The credit squeeze is tightening
Even though interest rates remain near historic low levels, tougher banking regulations and scrutiny of the banking royal commission have reduced the ability of the self-employed to fund their businesses and for investors and would-be owner-occupiers to fund property purchases. Closer examination of customers’ ability to fund their borrowing is both reducing what can be borrowed and increasing the length of time to obtain loan approvals.
Unlike the process for employees, who can quickly provide proof of their current income and their expenditure commitments, the self-employed loan application process has been time-consuming. Now the regulators’ demand for greater scrutiny of expenditures and the ability to service borrowings has added to their difficulties.
The property sector, which relies on a continuing flow of mortgage finance, is also suffering. Worst affected are the off-the-plan purchasers with binding contracts entered into when the property market was buoyant and obtaining loan approval was much easier. Now, when buildings are completed, and funding must be finalised, banks are reducing the size of the mortgages available in line with lower property valuations and tighter lending standards.
The impact of this credit squeeze has the potential tomatch the impact of previous credit squeezes on property prices. The reduced availability of mortgages from traditional sources has already reduced investor demand.
The shadow mortgage industry funded by solicitors’ and other mortgage trusts, superannuation funds and fringe financial institutions is flourishing, helping developers unable to obtain bank funding and desperate purchasers willing to pay higher interest rates.
The Reserve Bank has little scope to reduce the impact on the property sector because the official interest rate is so low. The review of banking practices by the Royal Commission will make it more difficult for borrowers to access bank funding.

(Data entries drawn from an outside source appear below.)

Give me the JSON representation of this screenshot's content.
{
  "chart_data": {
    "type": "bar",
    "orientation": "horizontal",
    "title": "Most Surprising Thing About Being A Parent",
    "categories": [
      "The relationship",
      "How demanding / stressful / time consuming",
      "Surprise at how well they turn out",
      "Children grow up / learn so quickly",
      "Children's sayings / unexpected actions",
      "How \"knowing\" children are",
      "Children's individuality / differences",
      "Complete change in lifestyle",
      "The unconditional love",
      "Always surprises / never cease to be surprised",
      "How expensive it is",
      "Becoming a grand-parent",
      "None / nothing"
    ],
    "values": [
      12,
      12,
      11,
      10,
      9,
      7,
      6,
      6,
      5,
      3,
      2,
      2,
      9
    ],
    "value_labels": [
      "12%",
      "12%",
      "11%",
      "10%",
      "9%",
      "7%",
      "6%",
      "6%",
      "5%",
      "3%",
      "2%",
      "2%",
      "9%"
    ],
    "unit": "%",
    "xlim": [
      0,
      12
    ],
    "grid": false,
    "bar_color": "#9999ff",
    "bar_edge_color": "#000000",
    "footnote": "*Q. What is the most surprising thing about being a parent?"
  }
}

The message for first home-buyers and potential investors is that these funding restrictions will be reflected in lower property prices while buyers don’t have access to easy funding. The demand from overseas investors has been reduced by penalty stamp duties. A further reduction in investor demand will come from the decision of the big four banks not to make new loans to SMSF borrowers, even those who are eligible to stump up large deposits from their existing resources. This is a relatively small but until now fast-growing sector of the property market.